Because preseason approaches have particularly varied among teams this year because of the lockout, Morris didn't seem to sweat it.
"(The Patriots) took a different approach to the game with how we played and how they played," he said Friday.
"I wouldn't say I'm disappointed that we weren't able to pick up a certain look or scheme because we did not give it to (the Bucs players) that way. We just wanted to … follow our rules, see who could pick up the rules, see who could do it, see who could communicate and see who could play on their feet. And that's kind of how we want to judge those guys. Usually, that's how you get the better players on your football team.
"A lot of people ask questions: Why don't you game-plan for guys like the Patriots? It's because I want to see what you can do without me giving it to you.
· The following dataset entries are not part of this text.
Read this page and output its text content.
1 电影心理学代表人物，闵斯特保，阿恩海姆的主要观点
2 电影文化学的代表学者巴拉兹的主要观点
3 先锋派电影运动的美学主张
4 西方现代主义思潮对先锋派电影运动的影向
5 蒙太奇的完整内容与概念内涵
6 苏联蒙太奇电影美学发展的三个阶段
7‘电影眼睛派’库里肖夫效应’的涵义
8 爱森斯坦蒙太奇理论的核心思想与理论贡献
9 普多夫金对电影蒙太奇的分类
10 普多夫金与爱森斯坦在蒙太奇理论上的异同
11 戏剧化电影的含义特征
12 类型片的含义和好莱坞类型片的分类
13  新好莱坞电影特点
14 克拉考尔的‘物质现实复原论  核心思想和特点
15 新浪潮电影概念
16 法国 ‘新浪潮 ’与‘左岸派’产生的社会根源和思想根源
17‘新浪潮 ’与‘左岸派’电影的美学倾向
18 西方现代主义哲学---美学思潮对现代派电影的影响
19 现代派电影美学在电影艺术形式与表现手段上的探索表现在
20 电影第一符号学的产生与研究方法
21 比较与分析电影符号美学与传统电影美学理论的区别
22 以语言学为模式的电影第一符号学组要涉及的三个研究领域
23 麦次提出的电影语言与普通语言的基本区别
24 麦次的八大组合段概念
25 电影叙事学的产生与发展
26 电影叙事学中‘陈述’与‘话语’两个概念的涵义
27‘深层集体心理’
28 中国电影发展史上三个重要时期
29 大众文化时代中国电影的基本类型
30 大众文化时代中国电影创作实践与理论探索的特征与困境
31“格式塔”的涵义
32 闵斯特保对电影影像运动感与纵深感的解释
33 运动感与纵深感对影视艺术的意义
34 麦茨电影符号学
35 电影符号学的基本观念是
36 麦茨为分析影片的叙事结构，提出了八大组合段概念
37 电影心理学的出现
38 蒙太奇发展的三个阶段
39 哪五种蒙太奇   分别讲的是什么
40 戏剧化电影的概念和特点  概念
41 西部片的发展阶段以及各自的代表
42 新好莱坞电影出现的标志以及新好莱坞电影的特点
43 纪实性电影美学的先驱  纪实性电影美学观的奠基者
Then I want to see this week what you can do while I'm giving it to you and you're adjusting."
Morris said the Bucs will do more game-planning in the next few days in preparation for their game Aug. 27 against the Dolphins. Typically, starters play nearly three quarters in the third preseason game.
Thursday's game was a role reversal from a week ago at Kansas City, when the Bucs' approach was to get off to a fast start and the Chiefs treated their 25-0 loss as a reason to avoid injuring starters.
Not that Brady should've taken a knee because the Bucs weren't up to the job Thursday.
"I just know (the Patriots) prepared a little differently just based on film evaluation and talking to people and things of that nature," Morris said. "For us, it's more about our guys picking things up in the heat of the moment and letting that player come out in order to find out who's going to make our football team.
"If I give them all the answers to the test, you can get a bad player, and he can show up and play decent enough to make your football team. If I don't give all these guys answers to the test … they have an equal … chance to compete and find out who knows what we do and how we want to do it the best."
The Bucs lost one-on-one battles in the trenches, had too many penalties and generally took turns making mistakes, Morris said. That said, the Bucs altered their practice schedule to include workouts today and Sunday.
Did Thursday's performance provide doubts for Morris?
"Not as much as … if we would've prepared for every Patriot blitz and done all our walkthroughs," he said. "Some of it was on the quarterback for not telling the back who to (block). … I was not as disappointed as … if you would've come out in Week 1 and that happened."